Question

A quantity of an ideal monoatomic gas consists of $n$ moles initially at temperature $T_1$. The pressure and volume both are then slowly doubled in such a manner that the process traces out a straight line on a $P-V$ diagram.
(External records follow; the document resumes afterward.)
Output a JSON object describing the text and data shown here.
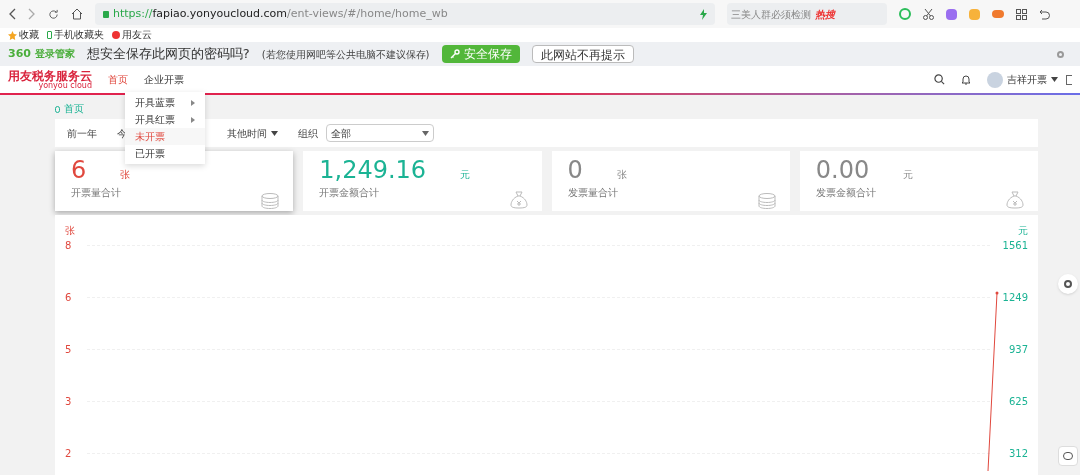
{
  "browser": {
    "url_scheme": "https://",
    "url_host": "fapiao.yonyoucloud.com",
    "url_path": "/ent-views/#/home/home_wb",
    "search_text": "三美人群必须检测",
    "search_badge": "热搜"
  },
  "bookmarks": [
    {
      "label": "收藏",
      "kind": "star"
    },
    {
      "label": "手机收藏夹",
      "kind": "phone"
    },
    {
      "label": "用友云",
      "kind": "site"
    }
  ],
  "password_bar": {
    "brand": "360",
    "brand_text": "登录管家",
    "question": "想安全保存此网页的密码吗?",
    "note": "(若您使用网吧等公共电脑不建议保存)",
    "save_button": "安全保存",
    "dismiss_button": "此网站不再提示"
  },
  "app_header": {
    "logo": "用友税务服务云",
    "logo_sub": "yonyou cloud",
    "nav": [
      {
        "label": "首页",
        "selected": true
      },
      {
        "label": "企业开票",
        "selected": false
      }
    ],
    "user": "吉祥开票"
  },
  "dropdown": [
    {
      "label": "开具蓝票",
      "selected": false,
      "submenu": true
    },
    {
      "label": "开具红票",
      "selected": false,
      "submenu": true
    },
    {
      "label": "未开票",
      "selected": true,
      "submenu": false
    },
    {
      "label": "已开票",
      "selected": false,
      "submenu": false
    }
  ],
  "breadcrumb": "首页",
  "filters": {
    "periods": [
      "前一年",
      "今"
    ],
    "other_time": "其他时间",
    "org_label": "组织",
    "org_value": "全部"
  },
  "cards": [
    {
      "value": "6",
      "unit": "张",
      "label": "开票量合计",
      "color": "#e0483e",
      "kind": "count"
    },
    {
      "value": "1,249.16",
      "unit": "元",
      "label": "开票金额合计",
      "color": "#1bb394",
      "kind": "amount"
    },
    {
      "value": "0",
      "unit": "张",
      "label": "发票量合计",
      "color": "#888888",
      "kind": "count"
    },
    {
      "value": "0.00",
      "unit": "元",
      "label": "发票金额合计",
      "color": "#888888",
      "kind": "amount"
    }
  ],
  "chart": {
    "left_unit": "张",
    "left_ticks": [
      "8",
      "6",
      "5",
      "3",
      "2"
    ],
    "right_unit": "元",
    "right_ticks": [
      "1561",
      "1249",
      "937",
      "625",
      "312"
    ]
  }
}
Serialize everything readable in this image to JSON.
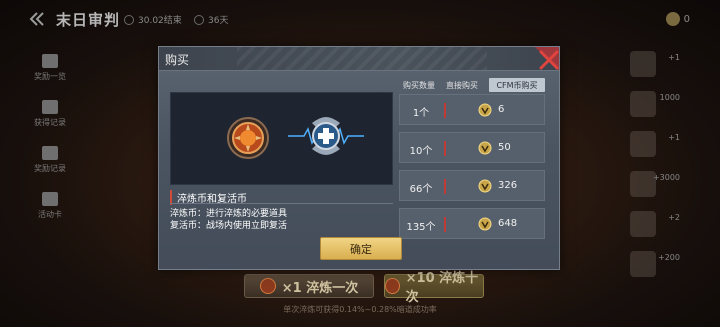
{
  "background": {
    "title": "末日审判",
    "info_items": [
      "30.02结束",
      "36天"
    ],
    "coin_count": "0",
    "left_menu": [
      "奖励一览",
      "获得记录",
      "奖励记录",
      "活动卡"
    ],
    "right_values": [
      "+1",
      "1000",
      "+1",
      "+3000",
      "+2",
      "+200"
    ],
    "draw_one_label": "×1 淬炼一次",
    "draw_ten_label": "×10 淬炼十次",
    "bottom_note": "单次淬炼可获得0.14%~0.28%暗道成功率"
  },
  "modal": {
    "title": "购买",
    "product_name": "淬炼币和复活币",
    "desc_1": "淬炼币：进行淬炼的必要道具",
    "desc_2": "复活币：战场内使用立即复活",
    "tabs": {
      "quantity": "购买数量",
      "direct": "直接购买",
      "cfm": "CFM币购买"
    },
    "options": [
      {
        "qty": "1个",
        "price": "6"
      },
      {
        "qty": "10个",
        "price": "50"
      },
      {
        "qty": "66个",
        "price": "326"
      },
      {
        "qty": "135个",
        "price": "648"
      }
    ],
    "confirm_label": "确定"
  },
  "colors": {
    "accent_red": "#c13a35",
    "confirm_gold": "#e6c26a",
    "modal_bg": "#4b5561"
  },
  "icons": [
    "back-icon",
    "close-icon",
    "quench-coin-icon",
    "revive-coin-icon",
    "cfm-coin-icon"
  ]
}
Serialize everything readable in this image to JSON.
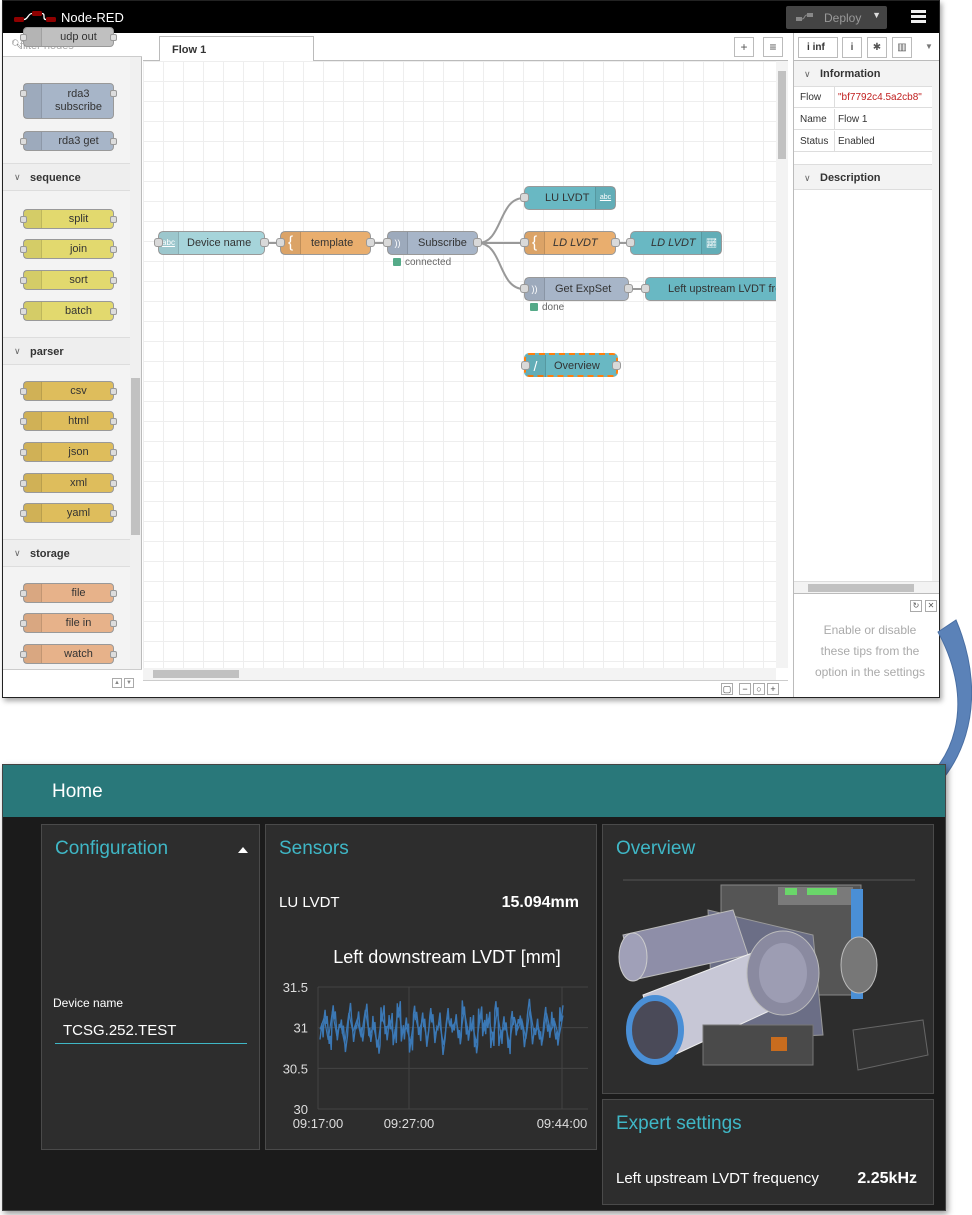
{
  "nodered": {
    "app_title": "Node-RED",
    "deploy_label": "Deploy",
    "palette": {
      "filter_placeholder": "filter nodes",
      "top_partial": "udp out",
      "rda3": [
        "rda3 subscribe",
        "rda3 get"
      ],
      "categories": [
        {
          "label": "sequence",
          "nodes": [
            "split",
            "join",
            "sort",
            "batch"
          ],
          "color": "#e2d96e"
        },
        {
          "label": "parser",
          "nodes": [
            "csv",
            "html",
            "json",
            "xml",
            "yaml"
          ],
          "color": "#debd5c"
        },
        {
          "label": "storage",
          "nodes": [
            "file",
            "file in",
            "watch"
          ],
          "color": "#e7b28a"
        }
      ]
    },
    "workspace": {
      "tab": "Flow 1",
      "nodes": {
        "device_name": "Device name",
        "template": "template",
        "subscribe": "Subscribe",
        "subscribe_status": "connected",
        "lu_lvdt": "LU LVDT",
        "ld_lvdt_fn": "LD LVDT",
        "ld_lvdt_chart": "LD LVDT",
        "get_expset": "Get ExpSet",
        "get_expset_status": "done",
        "left_upstream": "Left upstream LVDT fre",
        "overview": "Overview"
      }
    },
    "sidebar": {
      "tab_label": "inf",
      "section_information": "Information",
      "props": [
        {
          "key": "Flow",
          "value": "\"bf7792c4.5a2cb8\""
        },
        {
          "key": "Name",
          "value": "Flow 1"
        },
        {
          "key": "Status",
          "value": "Enabled"
        }
      ],
      "section_description": "Description",
      "tips": "Enable or disable these tips from the option in the settings"
    }
  },
  "dashboard": {
    "title": "Home",
    "configuration": {
      "title": "Configuration",
      "device_label": "Device name",
      "device_value": "TCSG.252.TEST"
    },
    "sensors": {
      "title": "Sensors",
      "lu_label": "LU LVDT",
      "lu_value": "15.094mm"
    },
    "overview": {
      "title": "Overview"
    },
    "expert": {
      "title": "Expert settings",
      "label": "Left upstream LVDT frequency",
      "value": "2.25kHz"
    }
  },
  "chart_data": {
    "type": "line",
    "title": "Left downstream LVDT [mm]",
    "xlabel": "",
    "ylabel": "",
    "x_ticks": [
      "09:17:00",
      "09:27:00",
      "09:44:00"
    ],
    "y_ticks": [
      "31.5",
      "31",
      "30.5",
      "30"
    ],
    "ylim": [
      30,
      31.5
    ],
    "series_color": "#3b78b5",
    "series": [
      {
        "values": [
          30.98,
          31.12,
          30.85,
          31.2,
          30.92,
          31.05,
          30.8,
          31.18,
          30.95,
          31.1,
          30.88,
          31.22,
          30.9,
          31.02,
          30.78,
          31.15,
          30.97,
          31.08,
          30.86,
          31.25,
          30.93,
          31.0,
          30.82,
          31.17,
          30.96,
          31.11,
          30.84,
          31.19,
          30.91,
          31.06,
          30.79,
          31.14,
          30.99,
          31.09,
          30.87,
          31.21,
          30.94,
          31.03,
          30.81,
          31.16,
          30.97,
          31.12,
          30.85,
          31.2,
          30.9,
          31.04,
          30.8,
          31.13,
          30.98,
          31.1,
          30.86,
          31.23,
          30.92,
          31.01,
          30.83,
          31.18,
          30.95,
          31.07,
          30.88,
          31.15
        ]
      }
    ]
  }
}
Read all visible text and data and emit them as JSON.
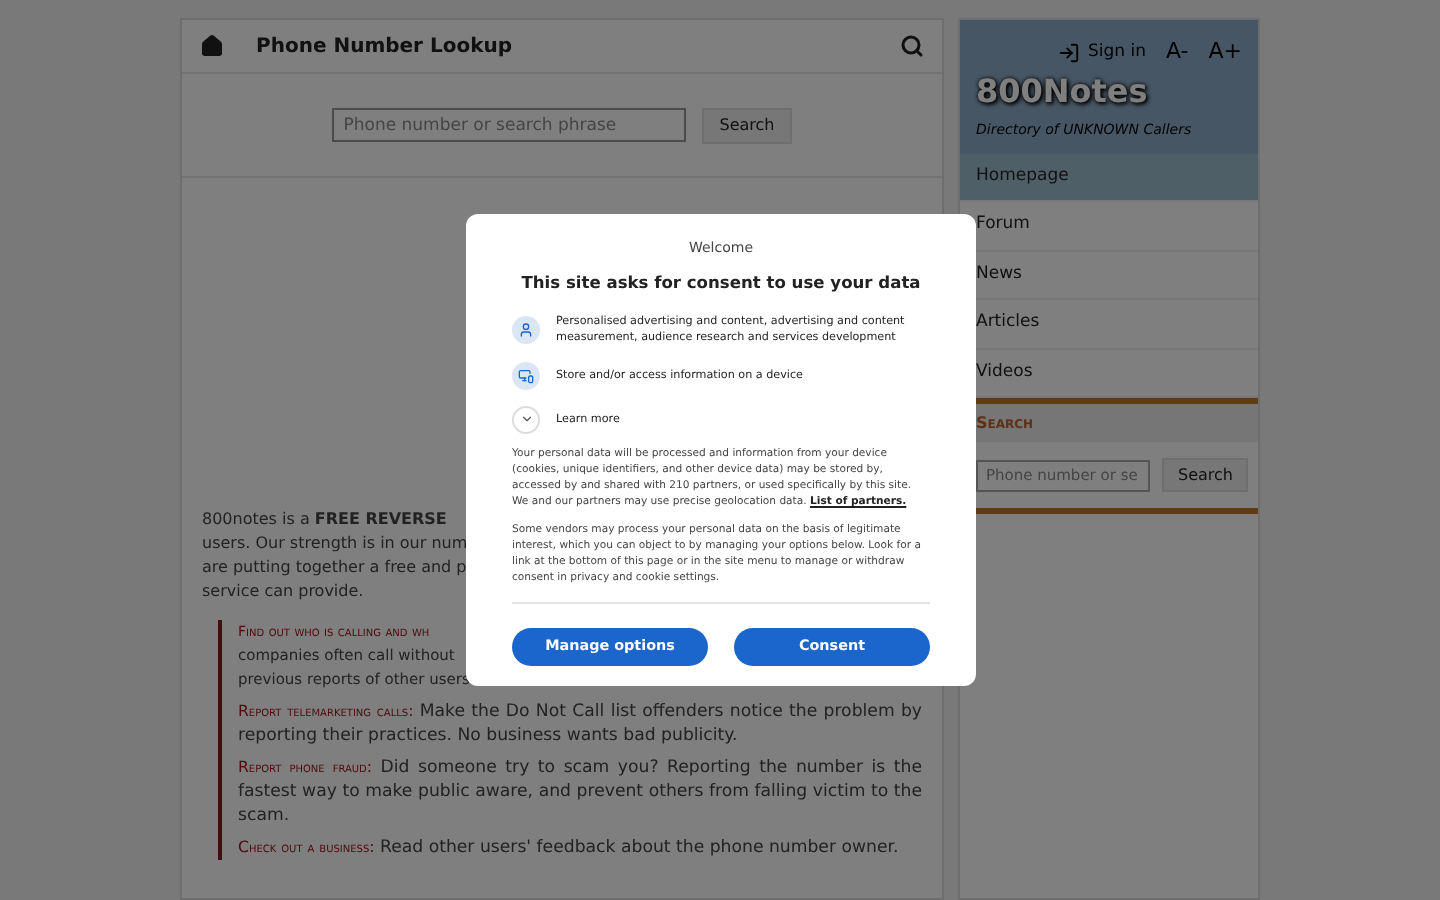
{
  "header": {
    "title": "Phone Number Lookup"
  },
  "search": {
    "placeholder": "Phone number or search phrase",
    "button": "Search"
  },
  "intro_lines": [
    "800notes is a **FREE REVERSE**",
    "users. Our strength is in our num",
    "are putting together a free and p",
    "service can provide."
  ],
  "features": [
    {
      "lead": "Find out who is calling and wh",
      "lines": [
        "companies often call without",
        "previous reports of other users"
      ]
    },
    {
      "lead": "Report telemarketing calls:",
      "lines": [
        "Make the Do Not Call list offenders notice the problem by reporting their practices. No business wants bad publicity."
      ]
    },
    {
      "lead": "Report phone fraud:",
      "lines": [
        "Did someone try to scam you? Reporting the number is the fastest way to make public aware, and prevent others from falling victim to the scam."
      ]
    },
    {
      "lead": "Check out a business:",
      "lines": [
        "Read other users' feedback about the phone number owner."
      ]
    }
  ],
  "sidebar": {
    "sign_in": "Sign in",
    "font_smaller": "A-",
    "font_larger": "A+",
    "logo": "800Notes",
    "tagline": "Directory of UNKNOWN Callers",
    "nav": [
      {
        "label": "Homepage",
        "selected": true
      },
      {
        "label": "Forum",
        "selected": false
      },
      {
        "label": "News",
        "selected": false
      },
      {
        "label": "Articles",
        "selected": false
      },
      {
        "label": "Videos",
        "selected": false
      }
    ],
    "search_title": "Search",
    "search_placeholder": "Phone number or se",
    "search_button": "Search"
  },
  "consent": {
    "welcome": "Welcome",
    "title": "This site asks for consent to use your data",
    "purposes": [
      {
        "kind": "person",
        "text": "Personalised advertising and content, advertising and content measurement, audience research and services development"
      },
      {
        "kind": "device",
        "text": "Store and/or access information on a device"
      }
    ],
    "learn_more": "Learn more",
    "paragraph_1": "Your personal data will be processed and information from your device (cookies, unique identifiers, and other device data) may be stored by, accessed by and shared with 210 partners, or used specifically by this site. We and our partners may use precise geolocation data.",
    "partners_link": "List of partners.",
    "paragraph_2": "Some vendors may process your personal data on the basis of legitimate interest, which you can object to by managing your options below. Look for a link at the bottom of this page or in the site menu to manage or withdraw consent in privacy and cookie settings.",
    "buttons": [
      "Manage options",
      "Consent"
    ]
  }
}
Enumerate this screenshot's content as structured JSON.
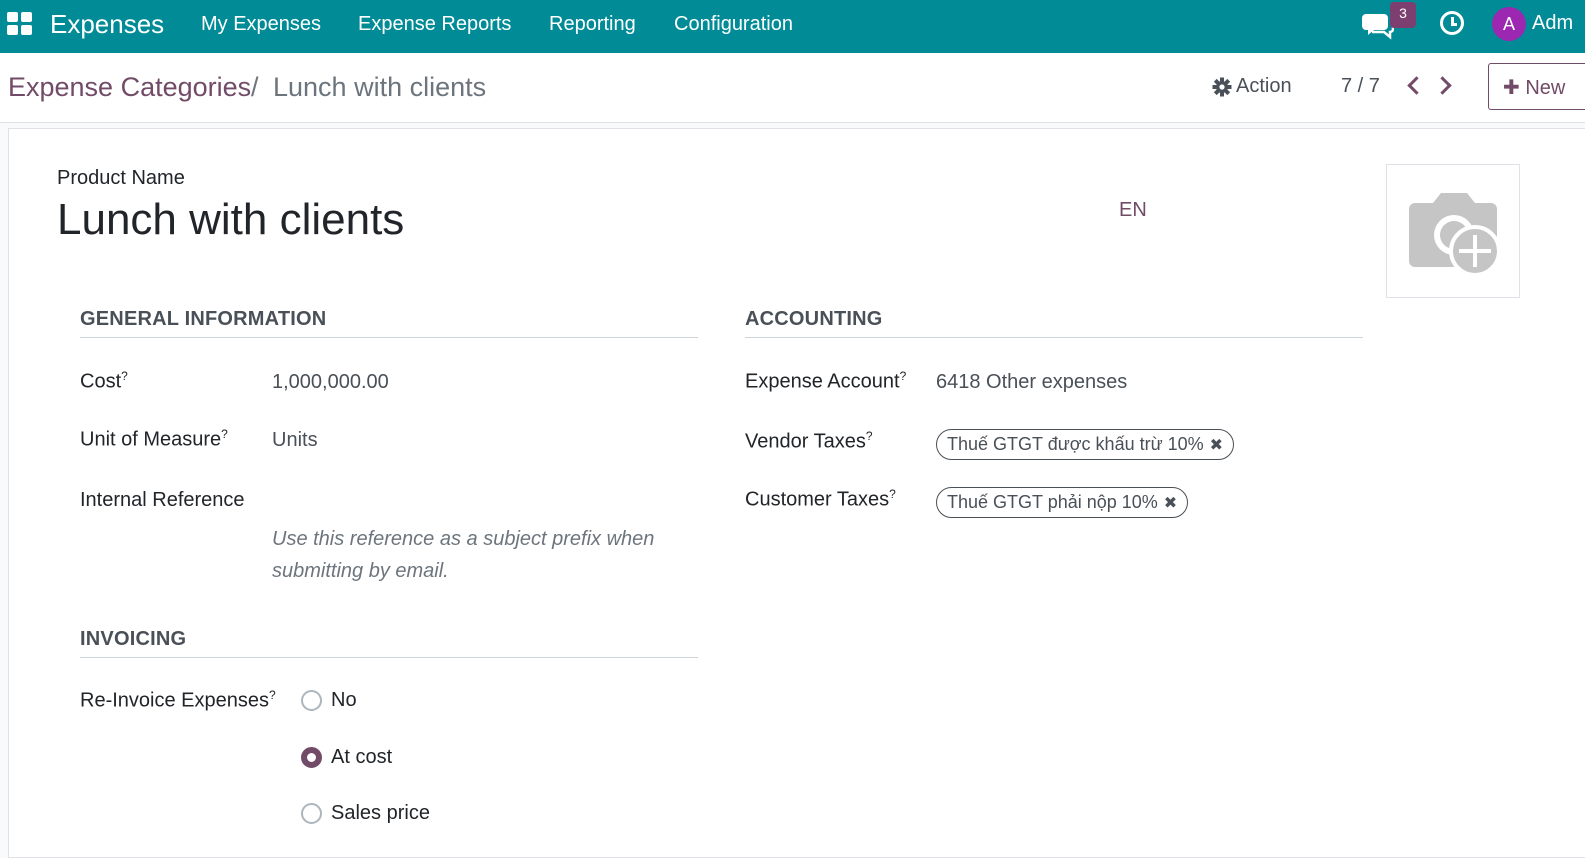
{
  "navbar": {
    "app_name": "Expenses",
    "menu": [
      "My Expenses",
      "Expense Reports",
      "Reporting",
      "Configuration"
    ],
    "chat_badge": "3",
    "avatar_initial": "A",
    "user_name": "Adm"
  },
  "breadcrumb": {
    "parent": "Expense Categories",
    "separator": "/",
    "current": "Lunch with clients"
  },
  "control": {
    "action_label": "Action",
    "pager": "7 / 7",
    "new_label": "New"
  },
  "form": {
    "product_name_label": "Product Name",
    "product_name": "Lunch with clients",
    "lang": "EN",
    "general_title": "GENERAL INFORMATION",
    "accounting_title": "ACCOUNTING",
    "invoicing_title": "INVOICING",
    "cost_label": "Cost",
    "cost_value": "1,000,000.00",
    "uom_label": "Unit of Measure",
    "uom_value": "Units",
    "internal_ref_label": "Internal Reference",
    "internal_ref_placeholder": "Use this reference as a subject prefix when submitting by email.",
    "expense_account_label": "Expense Account",
    "expense_account_value": "6418 Other expenses",
    "vendor_taxes_label": "Vendor Taxes",
    "vendor_tax_tag": "Thuế GTGT được khấu trừ 10%",
    "customer_taxes_label": "Customer Taxes",
    "customer_tax_tag": "Thuế GTGT phải nộp 10%",
    "reinvoice_label": "Re-Invoice Expenses",
    "reinvoice_options": [
      "No",
      "At cost",
      "Sales price"
    ],
    "reinvoice_selected": "At cost",
    "help_marker": "?"
  },
  "colors": {
    "navbar": "#018b96",
    "brand": "#714b67",
    "badge": "#7c3f6f",
    "avatar": "#9c27b0"
  }
}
The ratio $\frac{Q}{nR{T}_1}$ for the given thermodynamic process is equal to:
(Q is the heat supplied to the gas)

• A. $1.5$
• B. $6$
• C. $4.5$
• D. $3$

Answer 1

The correct option is B $6$

The pressure and volume of the gas is doubled slowly it means it is a reversible process.
$P_2=2P_1$
$V_2=2V_2$

$\Rightarrow P\propto V\Rightarrow P{V}^{-1}=Constant$
$x=-1$

$C=C_V+\frac{R}{1-x}=\frac{3R}{2}+\frac{R}{2}=2R$

Heat supplied is $\Delta Q=nC\Delta T$

Using ideal gas equation at point $1$:
$P_1{V}_1=nR{T}_1$
At the final state $2$, (number of moles of gas will remain same)
$P_2{V}_2=nR{T}_2$
$\left(2P_1\right)\left(2V_1\right)=nR{T}_2$
$4P_1{V}_1=nR{T}_2$
$4\left(nR{T}_1\right)=nR{T}_2$
$\therefore T_2=4T_1$
$\Delta Q=nC\Delta T=n\left(2R\right)(T_2-T_1)$​​​​​​​
$Q=6nR{T}_1$

Therefore, $\frac{Q}{nR{T}_1}=6$

$\begin{array}{c}\text{Why this question}?\\ \text{Tip: In this problem the straight line plot of process on}\\ \text{P - V diagram indicates that workdone by gas can be easily}\\ \text{obtained by finding area under curve and then it can be}\\ \text{used to obtain heat supplied (Q) by applying first law}\\ \text{of thermodynomics.}\end{array}$